Meet us with an active stance
When you follow Virto Team’s recommendations, we move fast. We’ll get on a call, we’ll dig into it together, we’ll reproduce on clean Virto if needed. But this is a two-way street, and I want to be honest about the friction I sometimes see.
On a genuine P1, the rhythm too often goes: we send a recommendation or offer a call slot within the hour — and the reply comes two days later. On a P1, a two-day round trip isn’t a process, it’s an outage extended by latency. We can bring urgency, expertise, and tooling. What we can’t bring is your active engagement on your own production system. Meet us halfway and these incidents close in hours, not weeks.
Know where it is? Contribute the fix instead of waiting
Here’s a genuinely empowering option that partners underuse: if your investigation lands on something in the platform — a bug, a missing extensibility point, a small improvement — you don’t have to wait for us to schedule it. Virto Commerce is open source. Branch from dev, open a PR, sign the CLA on your first contribution, and every PR builds an Alpha release you can test before merge.

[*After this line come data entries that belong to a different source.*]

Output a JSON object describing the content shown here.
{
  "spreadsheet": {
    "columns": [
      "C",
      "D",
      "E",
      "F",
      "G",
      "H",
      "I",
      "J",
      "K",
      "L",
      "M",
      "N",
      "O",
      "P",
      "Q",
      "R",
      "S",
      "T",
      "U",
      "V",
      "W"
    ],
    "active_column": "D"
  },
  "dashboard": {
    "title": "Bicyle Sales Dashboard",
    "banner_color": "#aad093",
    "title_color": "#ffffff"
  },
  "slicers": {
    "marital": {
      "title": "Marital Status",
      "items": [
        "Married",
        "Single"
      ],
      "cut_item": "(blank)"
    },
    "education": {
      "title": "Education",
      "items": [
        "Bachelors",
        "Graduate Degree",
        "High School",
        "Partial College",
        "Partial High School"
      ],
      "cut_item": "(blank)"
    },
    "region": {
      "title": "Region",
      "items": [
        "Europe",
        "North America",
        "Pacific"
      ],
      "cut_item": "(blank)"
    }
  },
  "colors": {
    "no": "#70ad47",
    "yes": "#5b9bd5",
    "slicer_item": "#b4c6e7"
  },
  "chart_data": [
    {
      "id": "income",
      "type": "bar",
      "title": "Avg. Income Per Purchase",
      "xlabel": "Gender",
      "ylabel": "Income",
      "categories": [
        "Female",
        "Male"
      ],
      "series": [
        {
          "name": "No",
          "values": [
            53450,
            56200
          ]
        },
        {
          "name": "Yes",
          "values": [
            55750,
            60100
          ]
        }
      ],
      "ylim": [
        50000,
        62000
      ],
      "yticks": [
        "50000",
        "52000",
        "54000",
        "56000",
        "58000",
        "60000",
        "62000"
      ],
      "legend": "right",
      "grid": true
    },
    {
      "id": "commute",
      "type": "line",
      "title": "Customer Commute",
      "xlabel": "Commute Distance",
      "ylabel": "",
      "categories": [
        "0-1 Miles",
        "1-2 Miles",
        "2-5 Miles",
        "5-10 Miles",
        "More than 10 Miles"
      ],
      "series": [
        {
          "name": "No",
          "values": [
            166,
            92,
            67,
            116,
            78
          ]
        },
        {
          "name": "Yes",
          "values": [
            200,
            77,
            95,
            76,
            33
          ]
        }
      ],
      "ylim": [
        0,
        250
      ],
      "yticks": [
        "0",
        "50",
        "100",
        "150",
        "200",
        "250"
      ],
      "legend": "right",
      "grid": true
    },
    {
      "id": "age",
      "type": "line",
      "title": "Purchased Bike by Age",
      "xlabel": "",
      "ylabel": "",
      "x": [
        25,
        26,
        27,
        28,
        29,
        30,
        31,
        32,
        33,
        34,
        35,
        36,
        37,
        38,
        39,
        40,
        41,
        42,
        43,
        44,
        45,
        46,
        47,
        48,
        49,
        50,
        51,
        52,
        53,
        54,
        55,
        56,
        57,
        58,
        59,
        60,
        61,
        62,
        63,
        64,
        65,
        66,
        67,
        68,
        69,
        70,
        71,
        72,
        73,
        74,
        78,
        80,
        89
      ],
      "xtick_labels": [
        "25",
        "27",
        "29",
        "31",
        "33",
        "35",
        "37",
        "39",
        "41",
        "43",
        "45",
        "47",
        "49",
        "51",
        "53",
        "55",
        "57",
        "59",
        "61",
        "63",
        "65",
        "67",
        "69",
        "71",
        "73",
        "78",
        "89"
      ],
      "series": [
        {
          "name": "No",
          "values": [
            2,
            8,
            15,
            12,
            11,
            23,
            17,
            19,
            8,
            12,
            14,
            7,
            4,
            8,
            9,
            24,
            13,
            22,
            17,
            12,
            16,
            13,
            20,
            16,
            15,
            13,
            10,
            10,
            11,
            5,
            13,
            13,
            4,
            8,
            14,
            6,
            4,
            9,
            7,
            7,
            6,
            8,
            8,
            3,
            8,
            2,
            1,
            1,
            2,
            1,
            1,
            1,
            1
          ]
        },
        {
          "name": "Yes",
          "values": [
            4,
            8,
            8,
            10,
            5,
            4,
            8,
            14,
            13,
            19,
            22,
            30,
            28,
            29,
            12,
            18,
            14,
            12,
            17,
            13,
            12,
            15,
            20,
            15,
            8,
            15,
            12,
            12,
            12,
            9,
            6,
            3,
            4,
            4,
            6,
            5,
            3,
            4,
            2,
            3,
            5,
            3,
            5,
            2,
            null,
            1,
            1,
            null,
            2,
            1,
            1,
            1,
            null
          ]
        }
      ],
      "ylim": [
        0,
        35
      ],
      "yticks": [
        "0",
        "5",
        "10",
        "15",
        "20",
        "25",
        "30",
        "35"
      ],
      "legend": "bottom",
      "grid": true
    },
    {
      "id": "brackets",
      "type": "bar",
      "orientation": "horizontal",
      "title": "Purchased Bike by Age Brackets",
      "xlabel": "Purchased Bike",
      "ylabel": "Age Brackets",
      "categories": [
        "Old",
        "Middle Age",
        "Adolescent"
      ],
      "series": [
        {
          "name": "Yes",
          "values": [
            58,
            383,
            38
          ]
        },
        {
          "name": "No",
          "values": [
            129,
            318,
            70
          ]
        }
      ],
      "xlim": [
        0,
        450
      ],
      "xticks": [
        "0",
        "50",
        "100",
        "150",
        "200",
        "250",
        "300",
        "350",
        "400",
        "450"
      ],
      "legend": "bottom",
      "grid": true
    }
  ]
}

Contributing the fix is frequently faster than waiting in a queue, it gets the improvement to the whole ecosystem, and — selfishly for you — it means the next platform upgrade already contains your fix instead of re-breaking your patch. Here’s how:
How to Contribute to Virto Commerce
Production is a daily practice, not a one-time launch
The last shift I’ll ask for is the most strategic. Running in production is a daily discipline, not a milestone you pass at GoLive. Your project grows — new clients, new features, more data — and your technical team should see and understand what’s happening: the trends, what’s approaching a limit, what will need a change or an improvement and roughly when.
Virto Commerce’s architecture forgives a lot and simplifies a lot — but it can only help a team that’s watching. And please don’t forget to plan upgrades to stable Virto Commerce platform versions as part of that practice. We are improving the platform constantly — performance, scalability, tooling, AI assistance — and staying current means many problems get fixed for you before you ever hit them.
Bottom line
We are open, and we are here to help. We know the platform deeply. What we don’t know are the unique details and nuances of your specific solution — and that’s exactly the knowledge that resolves most incidents. We invest heavily in automation, tooling, and AI assistance to close that gap from our side.

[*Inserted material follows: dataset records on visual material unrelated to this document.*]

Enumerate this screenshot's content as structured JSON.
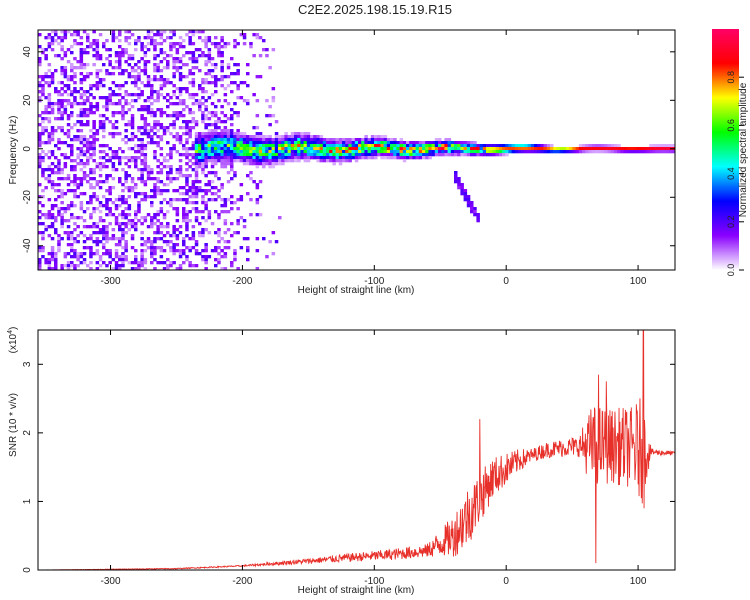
{
  "title": "C2E2.2025.198.15.19.R15",
  "chart_data": [
    {
      "type": "heatmap",
      "xlabel": "Height of straight line (km)",
      "ylabel": "Frequency (Hz)",
      "xlim": [
        -355,
        128
      ],
      "ylim": [
        -50,
        49
      ],
      "xticks": [
        -300,
        -200,
        -100,
        0,
        100
      ],
      "yticks": [
        -40,
        -20,
        0,
        20,
        40
      ],
      "colorbar": {
        "label": "Normalized spectral amplitude",
        "range": [
          0,
          1
        ],
        "ticks": [
          "0.0",
          "0.2",
          "0.4",
          "0.6",
          "0.8"
        ],
        "colormap": [
          "#ffffff",
          "#8a00ff",
          "#0000ff",
          "#00ffff",
          "#00ff00",
          "#ffff00",
          "#ff0000",
          "#ff0066"
        ]
      },
      "features": {
        "noise_region_x": [
          -355,
          -180
        ],
        "noise_level": 0.15,
        "signal_band": {
          "x": [
            -235,
            128
          ],
          "center_freq": 0,
          "half_width_hz": [
            6,
            1
          ],
          "peak_amplitude": [
            0.5,
            0.95
          ]
        },
        "descending_tail": {
          "x": [
            -40,
            -20
          ],
          "freq": [
            -10,
            -30
          ]
        }
      }
    },
    {
      "type": "line",
      "xlabel": "Height of straight line (km)",
      "ylabel": "SNR (10 * v/v)",
      "yscale_label": "(x10",
      "yscale_exp": "4",
      "xlim": [
        -355,
        128
      ],
      "ylim": [
        0,
        3.5
      ],
      "xticks": [
        -300,
        -200,
        -100,
        0,
        100
      ],
      "yticks": [
        0,
        1,
        2,
        3
      ],
      "series_color": "#e8302a",
      "envelope": {
        "x": [
          -355,
          -250,
          -200,
          -150,
          -120,
          -90,
          -60,
          -40,
          -25,
          -10,
          10,
          30,
          50,
          70,
          90,
          110,
          128
        ],
        "y": [
          0.0,
          0.02,
          0.06,
          0.13,
          0.18,
          0.22,
          0.28,
          0.5,
          0.9,
          1.35,
          1.6,
          1.75,
          1.8,
          1.82,
          1.8,
          1.72,
          1.7
        ]
      },
      "noise_amp": {
        "x": [
          -355,
          -200,
          -150,
          -60,
          -45,
          -30,
          -10,
          20,
          55,
          65,
          80,
          95,
          103,
          110,
          128
        ],
        "y": [
          0.0,
          0.01,
          0.04,
          0.1,
          0.25,
          0.45,
          0.3,
          0.1,
          0.15,
          0.6,
          0.55,
          0.6,
          0.8,
          0.05,
          0.03
        ]
      },
      "spikes": [
        {
          "x": -20,
          "y": 2.2
        },
        {
          "x": 68,
          "y": 0.1
        },
        {
          "x": 70,
          "y": 2.85
        },
        {
          "x": 76,
          "y": 2.75
        },
        {
          "x": 104,
          "y": 3.5
        },
        {
          "x": 104.5,
          "y": 0.9
        }
      ]
    }
  ]
}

So let’s make a deal: we’ll stop nothing short of helping you succeed, and in return, let’s not spend our shared energy moving responsibility back and forth. Let’s point all of it at the problem. Collect the right data, hand it over cleanly, meet us with urgency, contribute when you can, and watch your production like the living system it is.
That’s how these get solved in hours instead of weeks. Every time.